- Born: Brigid Mary Cotter 3 January 1921 Roscommon
- Died: 20 November 1978 (aged 57) Dublin

= Brigid Cotter =

Irish chemist and barrister

Brigid Mary Cotter (3 January 1921 – 20 November 1978), was a pioneering Irish chemist and barrister.

==Early life and education==
Cotter was born in Roscommon to Nicholas Patrick Cotter and Bridie O'Brien on 3 January 1921. Her father was the chief agricultural officer for Roscommon. She had eleven younger siblings. Cotter was educated by both the Convent of Mercy, Roscommon, and the Ursuline Convent, Sligo. After secondary school Cotter attended University College, Dublin where in 1944 she graduated with a bachelor in science in both chemistry and mathematics. She continued to achieve her masters the following year with a thesis on epanorin, a chemical constituent of the lichen Lecanora epanora.

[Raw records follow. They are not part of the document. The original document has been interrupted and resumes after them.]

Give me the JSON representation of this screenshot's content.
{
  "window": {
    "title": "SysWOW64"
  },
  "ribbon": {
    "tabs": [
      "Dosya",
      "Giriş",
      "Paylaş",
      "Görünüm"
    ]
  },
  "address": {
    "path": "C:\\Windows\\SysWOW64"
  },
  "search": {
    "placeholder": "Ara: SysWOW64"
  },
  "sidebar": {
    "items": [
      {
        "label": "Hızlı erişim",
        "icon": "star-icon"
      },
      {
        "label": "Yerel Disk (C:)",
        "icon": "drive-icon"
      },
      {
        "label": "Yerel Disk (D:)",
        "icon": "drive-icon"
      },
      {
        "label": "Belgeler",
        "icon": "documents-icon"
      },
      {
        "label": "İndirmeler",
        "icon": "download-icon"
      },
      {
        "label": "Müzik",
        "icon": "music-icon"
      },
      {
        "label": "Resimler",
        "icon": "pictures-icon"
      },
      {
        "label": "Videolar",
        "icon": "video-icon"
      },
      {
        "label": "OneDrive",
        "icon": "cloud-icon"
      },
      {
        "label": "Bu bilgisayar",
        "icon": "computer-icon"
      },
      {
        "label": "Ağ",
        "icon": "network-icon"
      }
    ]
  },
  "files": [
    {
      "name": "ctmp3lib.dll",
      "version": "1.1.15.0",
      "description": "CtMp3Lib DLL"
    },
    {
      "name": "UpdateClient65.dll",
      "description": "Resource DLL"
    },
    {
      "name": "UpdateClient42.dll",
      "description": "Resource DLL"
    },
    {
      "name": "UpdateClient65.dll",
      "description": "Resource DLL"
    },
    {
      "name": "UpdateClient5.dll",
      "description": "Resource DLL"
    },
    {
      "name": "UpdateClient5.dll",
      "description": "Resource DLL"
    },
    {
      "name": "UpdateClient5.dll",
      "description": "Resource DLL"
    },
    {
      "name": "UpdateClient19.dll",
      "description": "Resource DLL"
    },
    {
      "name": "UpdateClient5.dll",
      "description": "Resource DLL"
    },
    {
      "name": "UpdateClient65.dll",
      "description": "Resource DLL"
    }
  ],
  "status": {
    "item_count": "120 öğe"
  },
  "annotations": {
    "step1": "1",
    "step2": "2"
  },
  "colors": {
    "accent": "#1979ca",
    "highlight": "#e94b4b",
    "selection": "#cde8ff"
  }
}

After graduation Cotter worked in the university for another year as a chemistry demonstrator as well as working for the Medical Research Council on atmospheric pollution in Dublin; Cotter achieved diplomas in bacteriology and food technology.

==Chemistry career==
In the period from 1947 to 1948 Cotter lived in the United Kingdom where she worked at the Imperial Chemical Industries laboratories in Manchester on moulds and fungi, including penicillin. On her return to Ireland spent time teaching in Coláiste Ide, Dingle, County Kerry, and went on to spend the next ten years as a chemist in the state laboratory, Dublin during which time she spent 4 years in charge of the bacteriological section. In 1958 she went to work for the Department of agriculture, becoming an agricultural inspector and chief technical officer. She remained in that post until her death.

==Law career==
Outside of her main work, Cotter qualified in law. She gained a bachelor law degree in 1963, and a masters in 1969, both from the University of London. She was later called to both the English and Irish Bar – the latter in 1972. She worked on various law committees and travelled internationally as part of the International Bar council.

==Legacy==
Cotter funded three prizes which are awarded to external law students of the University of London. She was a fellow of the Institute of Chemistry of Ireland and a member of the Royal Dublin Society. Cotter was a keen bee-keeper. She died in Dublin on 20 November 1978.